Quantification of Disease Burden and Impact on Management

Assessment of the severity of PE is crucial for selecting the appropriate treatment strategy and ensuring ideal patient care. There are several methods available for assessing disease severity of PE with CTPA. The most widely used approach for this evaluation is the calculation of the right-ventricular-to-left-ventricular (RV/LV) diameter ratio [62,63,64,65]. Applied in numerous studies, this marker for right-ventricular dysfunction has shown to be a predictor of in-hospital mortality and adverse clinical events in patients with acute PE [62,63,64, 66]. Moreover, Qanadli et al. and Mastora et al. proposed that specific CTPA indices could quantify the location and degree of arterial obstruction in PE [61∙, 62, 62]. Although these CTPA scoring systems may be useful for analyzing the effectiveness of treatment, their effect on prognosis in patients with severe pulmonary embolism is still debated in literature [67,68,69].

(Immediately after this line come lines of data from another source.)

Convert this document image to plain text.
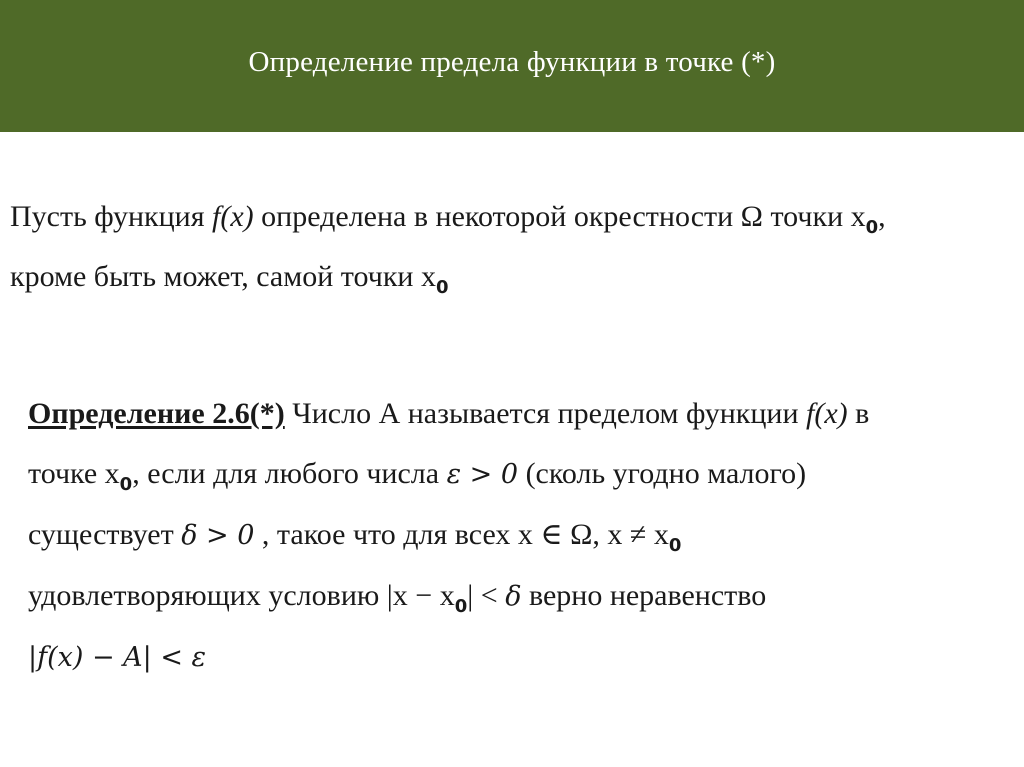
Определение предела функции в точке (*)
Пусть функция f(x) определена в некоторой окрестности Ω точки $x_0$,
кроме быть может, самой точки $x_0$
Определение 2.6(*) Число А называется пределом функции f(x) в
точке $x_0$, если для любого числа ε > 0 (сколь угодно малого)
существует δ > 0 , такое что для всех x ∈ Ω, $x \ne x_0$
удовлетворяющих условию $|x - x_0| < \delta$ верно неравенство
|f(x) − A| < ε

The post-processing capabilities of DECT allow for further evaluation of disease burden in patients with PE. Introduced by Chae et al., the DE-CTPA perfusion defect score presented good correlation with RV/LV diameter ratio and CTA obstruction score, potentially aiding with the assessment of acute PE severity [70]. Another study investigated the impact of the size of perfusion defects as a predictor of right heart dysfunction and its correlation with d-dimer levels [71]. The authors of this study discovered only a weak correlation between perfusion defects and d-dimer levels, but patients with right heart dysfunction presented with significantly larger perfusion defects than patients without. Apfaltrer et al. showed that the extent of DE-CTPA perfusion defects correlates with adverse clinical outcome in patients with PE [72]. However, according to a study by Im et al., the volume of DECT lung perfusion defects provided no statistically significant value for prediction of death within 30 days in patients with PE [73∙]. Therefore, further investigations are necessary to validate these first clinical experiences.

Conclusion

DE-CTPA is well-established as a fast and reliable technique in patients with suspected PE. Continued developments in CT system hardware and post-processing techniques enhance image quality and diagnostic accuracy for the detection or exclusion of PE. Moreover, DECT iodine-perfusion maps allow for an assessment of disease severity in patients with acute PE, although the added value of these methods for the prediction of adverse clinical events still remains under discussion.